On March 31, she had asked him to leave their three-bedroom terraced home and gone into the bathroom to run a bath and get ready for work at a community project.

McKoy said he felt like he was “floating” and like his “world was closing” when he discovered his daughter dead on the landing.

He said: “She was just lying still on the floor and I just ran to her and picked her up and I just realised she was floppy. I could see the blood come on her neck. I think my personal world was closing.”

He went into the bathroom and found Mrs Forde mumbling like she was “talking with the spirits”.

“I said ’Mummy’. She was like whispering and talking, making sounds. I went to touch her and by the time I did she put one leg up to against the wall and she started punching me.

“I reached out for the hammer and used it to defend myself to get away.”

He told the court that he blacked out after hitting her between three and five times with the hammer but he accepted there was no-one else in the house who could have inflicted the other wounds.

McKoy, who emigrated from Jamaica in the 1980s, said: “I just don’t know how I felt at the time.

“Maybe I just felt like I was floating. I could not get away even though I wanted to get away. I just couldn’t control myself. When I saw the baby dead, I just did not know.”

Defending, Bernard Richmond QC said: “The prosecution are saying you did that to Real?”

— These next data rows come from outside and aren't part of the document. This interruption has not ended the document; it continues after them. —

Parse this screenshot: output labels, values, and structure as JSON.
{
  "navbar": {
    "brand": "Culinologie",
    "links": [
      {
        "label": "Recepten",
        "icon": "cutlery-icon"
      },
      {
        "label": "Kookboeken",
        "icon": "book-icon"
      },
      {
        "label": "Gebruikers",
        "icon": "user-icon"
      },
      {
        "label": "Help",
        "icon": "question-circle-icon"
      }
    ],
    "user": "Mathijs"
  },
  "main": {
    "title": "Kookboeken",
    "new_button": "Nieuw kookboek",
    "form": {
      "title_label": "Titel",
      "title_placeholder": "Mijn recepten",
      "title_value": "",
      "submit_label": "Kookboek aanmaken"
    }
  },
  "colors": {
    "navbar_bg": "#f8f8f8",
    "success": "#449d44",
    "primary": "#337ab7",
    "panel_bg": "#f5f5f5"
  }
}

McKoy replied: “No I didn’t. Once I saw Real on the floor I picked her up. When she didn’t respond I can remember going to her to investigate, to find out how come this has happened.”

Asked what Mrs Forde was doing, the defendant said: “When she said that ritual ...The chants she made, she takes hours..she would be talking with the spirits.”

He denied trying to kill himself by drinking disinfectant afterwards, saying: “I was very hot and thirsty and sleepy ... I was just so thirsty so I just started to drink things from the bathroom to quench my thirst.”

He added: “I think I was disturbed. I did not know right from wrong, good from bad. My world was closing, maybe that’s the best way I can explain.”

Earlier, McKoy told the court Mrs Forde had suffered from post-natal depression as their relationship went downhill.

He said she had turned to “demonic” rituals with oils and candles to speak to dead relatives and asked him to write down anything she said when she was in “a trance”.

He said: “She was into these demonic things ... Sometimes she would ask us to sit when no-one was around.

“She would go into some trance but before she got into that she would give me a pen and paper. She would call upon her relatives that dies, she would ask them questions.”

McKoy also told jurors that he loved Real Jahzara the most which caused some “jealousy” within the family.

At this point in his evidence, an observer in the public gallery stormed out.